Weaknesses: Despite incorporating a stride and a sense of timing in his swing in 2007, Wilson still has a tendency to hit with dead hands because he uses a minimal load to his swing. That cuts into his home run production, but it does make him less susceptible to hard stuff on the inner half. He hasn't shown much power against lefthanders the last two seasons, as he has struggled to stay back on their backdoor breaking balls. He's much more comfortable facing righthanders, even sidearmers and submariners, because they tend to work him hard inside and he can just react. Wilson will need to continue to make conditioning a priority. He has slowed a bit since signing and isn't quick out of the batter's box.

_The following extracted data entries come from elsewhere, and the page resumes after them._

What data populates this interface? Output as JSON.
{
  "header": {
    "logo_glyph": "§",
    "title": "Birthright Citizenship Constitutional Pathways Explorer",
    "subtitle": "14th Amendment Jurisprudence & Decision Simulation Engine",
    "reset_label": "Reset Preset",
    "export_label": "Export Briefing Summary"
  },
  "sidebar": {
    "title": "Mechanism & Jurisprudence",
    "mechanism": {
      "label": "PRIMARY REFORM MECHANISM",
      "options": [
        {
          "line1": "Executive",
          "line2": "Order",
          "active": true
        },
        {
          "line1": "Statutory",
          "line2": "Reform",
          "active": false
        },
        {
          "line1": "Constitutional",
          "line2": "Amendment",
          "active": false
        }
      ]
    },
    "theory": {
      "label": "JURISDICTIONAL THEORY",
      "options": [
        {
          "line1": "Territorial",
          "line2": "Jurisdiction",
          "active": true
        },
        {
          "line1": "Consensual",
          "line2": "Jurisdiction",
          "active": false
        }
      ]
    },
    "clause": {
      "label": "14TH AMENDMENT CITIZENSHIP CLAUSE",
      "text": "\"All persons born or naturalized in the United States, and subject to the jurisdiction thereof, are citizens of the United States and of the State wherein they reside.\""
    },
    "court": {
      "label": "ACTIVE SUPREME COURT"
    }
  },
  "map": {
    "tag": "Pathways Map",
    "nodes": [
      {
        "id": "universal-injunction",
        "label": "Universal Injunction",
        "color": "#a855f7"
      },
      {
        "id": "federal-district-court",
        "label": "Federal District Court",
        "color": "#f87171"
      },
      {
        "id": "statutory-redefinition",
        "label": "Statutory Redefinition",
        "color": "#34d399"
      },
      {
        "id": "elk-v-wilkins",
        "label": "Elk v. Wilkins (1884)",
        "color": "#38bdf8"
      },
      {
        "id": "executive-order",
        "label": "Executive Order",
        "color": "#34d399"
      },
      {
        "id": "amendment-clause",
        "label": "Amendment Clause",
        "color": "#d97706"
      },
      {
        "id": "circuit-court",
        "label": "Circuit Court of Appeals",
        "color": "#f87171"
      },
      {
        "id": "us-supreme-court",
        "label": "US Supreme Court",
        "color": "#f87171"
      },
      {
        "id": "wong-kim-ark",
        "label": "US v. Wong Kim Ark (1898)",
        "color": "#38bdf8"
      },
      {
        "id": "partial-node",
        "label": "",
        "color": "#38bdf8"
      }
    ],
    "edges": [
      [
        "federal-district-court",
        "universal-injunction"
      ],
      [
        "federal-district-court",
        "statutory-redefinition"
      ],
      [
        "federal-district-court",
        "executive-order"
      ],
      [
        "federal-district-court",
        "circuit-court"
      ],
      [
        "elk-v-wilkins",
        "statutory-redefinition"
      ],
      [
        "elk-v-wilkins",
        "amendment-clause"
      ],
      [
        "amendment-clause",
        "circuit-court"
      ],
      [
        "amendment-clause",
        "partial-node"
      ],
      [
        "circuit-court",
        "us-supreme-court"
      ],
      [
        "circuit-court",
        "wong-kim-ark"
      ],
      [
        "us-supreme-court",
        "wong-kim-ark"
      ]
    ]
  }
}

The Future: After refining his batting eye in the Arizona Fall League, where he posted a .430 on-base percentage, Wilson is ticketed for Triple-A Tacoma. He may learn to play left field, though Seattle has yet to make a final decision. At first base, he's blocked by minor league all-star Bryan LaHair. But if Wilson continues to produce like he has the last two seasons, the Mariners will find room in their lineup for him. Getting rid of Richie Sexson last year was a step in the right direction for this middling franchise.